A few of the extra-value services Analetto said to consider, if they're not already offered, include:
- Bug-prep areas;
- Mat machines;
- Glass cleaners; and
- Towel exchanges.
"The jury is still out, but there is some evidence being reported of increased dollar-per-car-averages with increased free services provided," Analetto added.
Also, make sure your customers are fully aware of who you are and what you do. A brand, said Gaudreau, is the relationship that a customer has with a business. "Branding is more about how a person feels about a product, service or company than what it actually is. It is not what you say you are — it's what your customers say that you are. Because developing a brand is an imprecise science at best and requires considerable focus on understanding what customers really want, most businesses, including carwashes, never develop a real strong brand. However, make no mistake about it; a strong brand brings customers in. Take the golden arches down from a McDonald's and see how much their customer counts would drop. It is the toughest challenge by far to develop a successful brand and is the most enduring in terms of increasing customer visits."

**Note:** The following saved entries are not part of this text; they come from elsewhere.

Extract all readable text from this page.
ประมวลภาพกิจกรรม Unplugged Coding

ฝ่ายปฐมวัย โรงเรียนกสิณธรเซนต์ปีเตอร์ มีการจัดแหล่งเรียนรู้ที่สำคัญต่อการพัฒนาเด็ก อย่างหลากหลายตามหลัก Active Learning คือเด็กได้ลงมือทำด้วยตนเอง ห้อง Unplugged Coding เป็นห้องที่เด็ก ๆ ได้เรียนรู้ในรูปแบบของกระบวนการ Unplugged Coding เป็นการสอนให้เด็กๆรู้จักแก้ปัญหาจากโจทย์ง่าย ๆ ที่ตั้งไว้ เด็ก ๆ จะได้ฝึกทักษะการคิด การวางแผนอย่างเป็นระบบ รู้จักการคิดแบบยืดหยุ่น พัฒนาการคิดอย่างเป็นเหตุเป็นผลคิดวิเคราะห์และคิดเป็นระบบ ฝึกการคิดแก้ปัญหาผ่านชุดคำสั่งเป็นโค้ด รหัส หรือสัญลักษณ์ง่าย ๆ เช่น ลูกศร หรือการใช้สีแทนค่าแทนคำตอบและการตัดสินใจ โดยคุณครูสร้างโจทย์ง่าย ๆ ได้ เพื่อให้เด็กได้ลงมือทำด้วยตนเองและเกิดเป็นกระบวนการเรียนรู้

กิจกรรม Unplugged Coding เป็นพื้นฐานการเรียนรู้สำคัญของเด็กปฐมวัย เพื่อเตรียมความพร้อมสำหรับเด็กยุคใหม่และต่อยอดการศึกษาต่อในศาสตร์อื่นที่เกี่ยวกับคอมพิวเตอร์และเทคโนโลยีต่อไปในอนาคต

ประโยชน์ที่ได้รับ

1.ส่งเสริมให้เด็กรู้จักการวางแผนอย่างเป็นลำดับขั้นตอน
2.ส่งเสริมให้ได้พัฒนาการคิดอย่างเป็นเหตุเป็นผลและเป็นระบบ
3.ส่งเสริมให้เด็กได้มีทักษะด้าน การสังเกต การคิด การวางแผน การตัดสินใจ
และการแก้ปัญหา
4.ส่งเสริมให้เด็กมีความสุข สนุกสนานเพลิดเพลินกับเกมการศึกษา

Also, for your carwash to operate at maximum capacity, make sure you're maintaining it properly and on a regular basis. This is the best way to cut down on downtime and keep the equipment running smoothly.
"It goes back to the saying, what gets measured, gets done,'" Analetto said. "Simply referring to the owner manuals and making a schedule of daily, weekly, and monthly tasks isn't enough. An effective preventive maintenance schedule has to be visible."
An ideal preventative maintenance schedule includes: Daily, weekly, monthly and annual and semi-annual checks. Analetto said he personally prefers using large dry erase calendars with areas for staff to sign-off when a task is completed. And that way, managers can also sign-off that they've confirmed the work was done. "Once everything is visible and transparent, it's a lot easier to make sure preventive maintenance gets done."